決勝 8日 千葉市・幕張海浜公園特設コース

   ペン=明村馨

 室屋義秀(46)が敗者復活から奇跡の大逆転で今季3勝目(通算8勝目)を挙げ、シリーズのラストレースで有終の美を飾った。開催5年目となる母国の千葉大会は2年ぶり3勝目。ただ、3位に入ったマット・ホール(47)=オーストラリア=が今年の全4戦を終えた総合成績で年間総合王者となり、室屋は3勝を挙げながら1ポイント差でチャンピオンを逃した。 (観衆=2日間合計10万人)

 記者会見の司会者が「エアレース94レースのなかで最もエキサイティング」と絶叫し、室屋自身も「心臓が3回止まりそうになった」と振り返った。それほどの死闘。台風15号の接近で予定を4時間早めて行われたエアレース最終戦は、まさに風雲急を告げる展開となった。

 まず室屋は決勝初戦のラウンド・オブ14(R14)の最初の対戦で、いきなりベン・マーフィー(英国)に競り負けた。その差わずか0・015秒。「10分で終わりなんて」と頭を抱えたが、うまくいけばファステストルーザー(最速の敗者)となって次のラウンド・オブ8(R8)に進出できる。「そのあとはヒート(対戦)ごとにハラハラ」。海岸を埋めた観客とともに残りの12人の予選アタックを手に汗握って見守った。

 そして、連覇に王手をかけていたマルティン・ソンカ(チェコ)の敗退もあって、荒れたR14が終了。結局室屋は敗者のなかで最速となってR8進出が決定。その瞬間、場内モニターには、安堵(あんど)のためへたり込む日本のエースの姿が映し出された。

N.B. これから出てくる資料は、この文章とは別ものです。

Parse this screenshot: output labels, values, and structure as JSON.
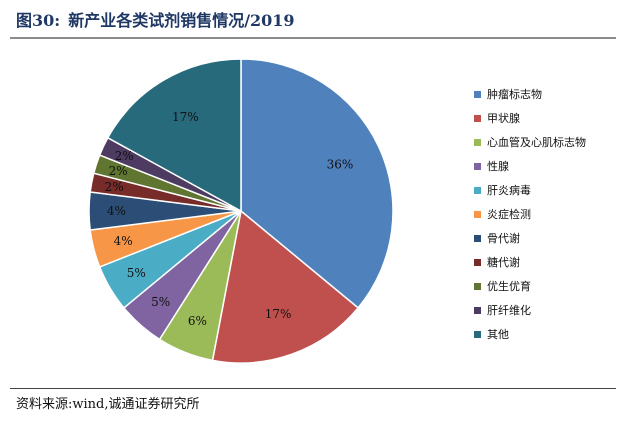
{
  "figure": {
    "number": "图30:",
    "title": "新产业各类试剂销售情况/2019",
    "source": "资料来源:wind,诚通证券研究所"
  },
  "chart_data": {
    "type": "pie",
    "title": "新产业各类试剂销售情况/2019",
    "categories": [
      "肿瘤标志物",
      "甲状腺",
      "心血管及心肌标志物",
      "性腺",
      "肝炎病毒",
      "炎症检测",
      "骨代谢",
      "糖代谢",
      "优生优育",
      "肝纤维化",
      "其他"
    ],
    "values": [
      36,
      17,
      6,
      5,
      5,
      4,
      4,
      2,
      2,
      2,
      17
    ],
    "labels": [
      "36%",
      "17%",
      "6%",
      "5%",
      "5%",
      "4%",
      "4%",
      "2%",
      "2%",
      "2%",
      "17%"
    ],
    "colors": [
      "#4f81bd",
      "#c0504d",
      "#9bbb59",
      "#8064a2",
      "#4bacc6",
      "#f79646",
      "#2c4d75",
      "#772c2a",
      "#5f7530",
      "#4d3b62",
      "#276a7c"
    ],
    "legend_position": "right",
    "start": "top",
    "direction": "clockwise"
  }
}
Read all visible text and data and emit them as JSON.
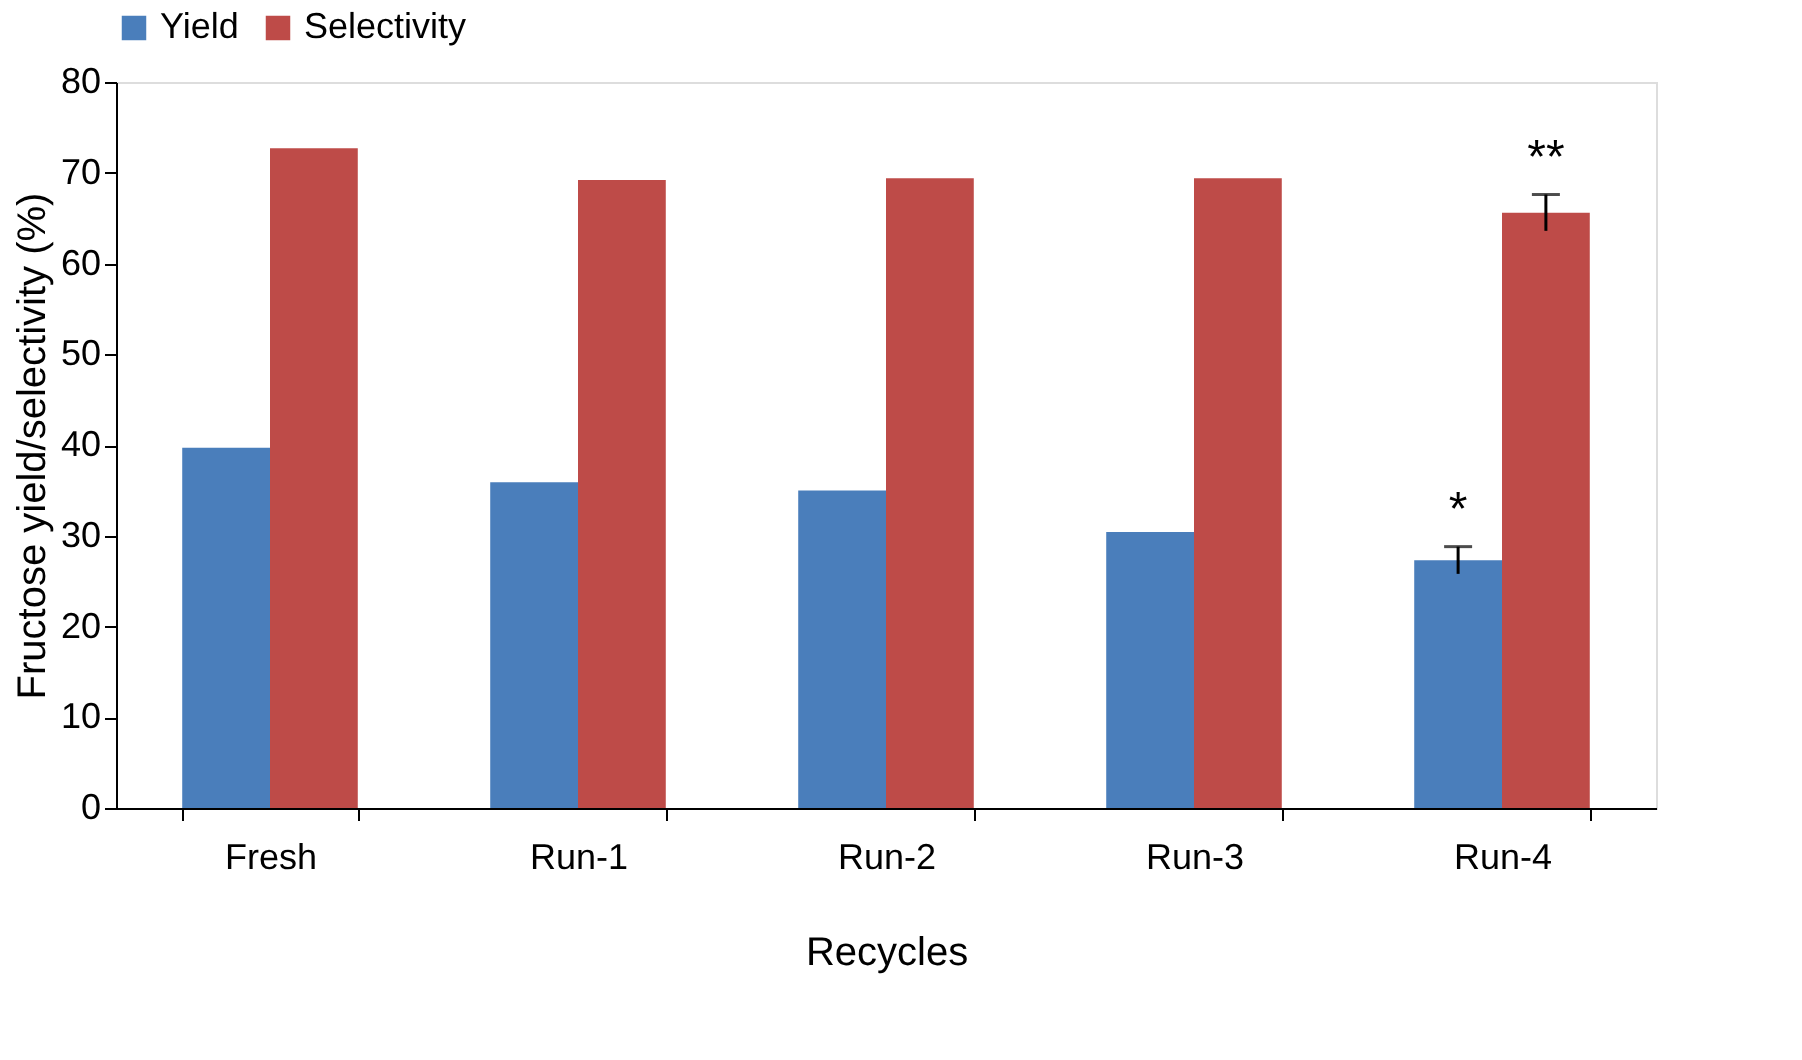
{
  "chart_data": {
    "type": "bar",
    "xlabel": "Recycles",
    "ylabel": "Fructose yield/selectivity (%)",
    "categories": [
      "Fresh",
      "Run-1",
      "Run-2",
      "Run-3",
      "Run-4"
    ],
    "series": [
      {
        "name": "Yield",
        "color": "#4a7ebb",
        "values": [
          39.7,
          35.9,
          35.0,
          30.4,
          27.3
        ],
        "errors": [
          null,
          null,
          null,
          null,
          1.5
        ]
      },
      {
        "name": "Selectivity",
        "color": "#be4b48",
        "values": [
          72.7,
          69.2,
          69.4,
          69.4,
          65.6
        ],
        "errors": [
          null,
          null,
          null,
          null,
          2.0
        ]
      }
    ],
    "ylim": [
      0,
      80
    ],
    "yticks": [
      0,
      10,
      20,
      30,
      40,
      50,
      60,
      70,
      80
    ],
    "grid": false,
    "legend": "top",
    "annotations": [
      {
        "text": "*",
        "x": "Run-4",
        "y": 27.3
      },
      {
        "text": "**",
        "x": "Run-4",
        "y": 65.6
      }
    ]
  }
}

 続くR8では対戦相手のフランソワ・ルボット(フランス)が好タイムで飛んでいる最中にパイロンカットで自滅。最後のファイナル4は「タイムが落ちた状態では完璧なフライト」と58秒630をマーク。最後に飛んだホールがタイトルを考えて抑えたため、敗者復活からの大逆転劇となった。

 まさに千葉マジック。「今回も観客からエネルギーをいただいた」と海岸を埋めた日本のファンに感謝し、「2008年の準備段階から12年もエアレースに関わって、46歳まで一線で活躍でき、千葉で3回も優勝して幸せだった」とレース人生を総括した。

 「マットと1点差? うーん」。前戦バラトン湖大会では予選3位(1ポイント)が取り消されたが、これがなければホールと同じ81ポイントで、勝利数の差で室屋の2年ぶりタイトルだった。

 「悔しいけど、これがワールドチャンピオンシップ。きょうぐらいはビールを飲んでお祝いして、今後のことはじっくり考えたいな」。日本中にエアレースを知らしめたパイオニアは使命を終えたかのように安堵の笑顔を見せた。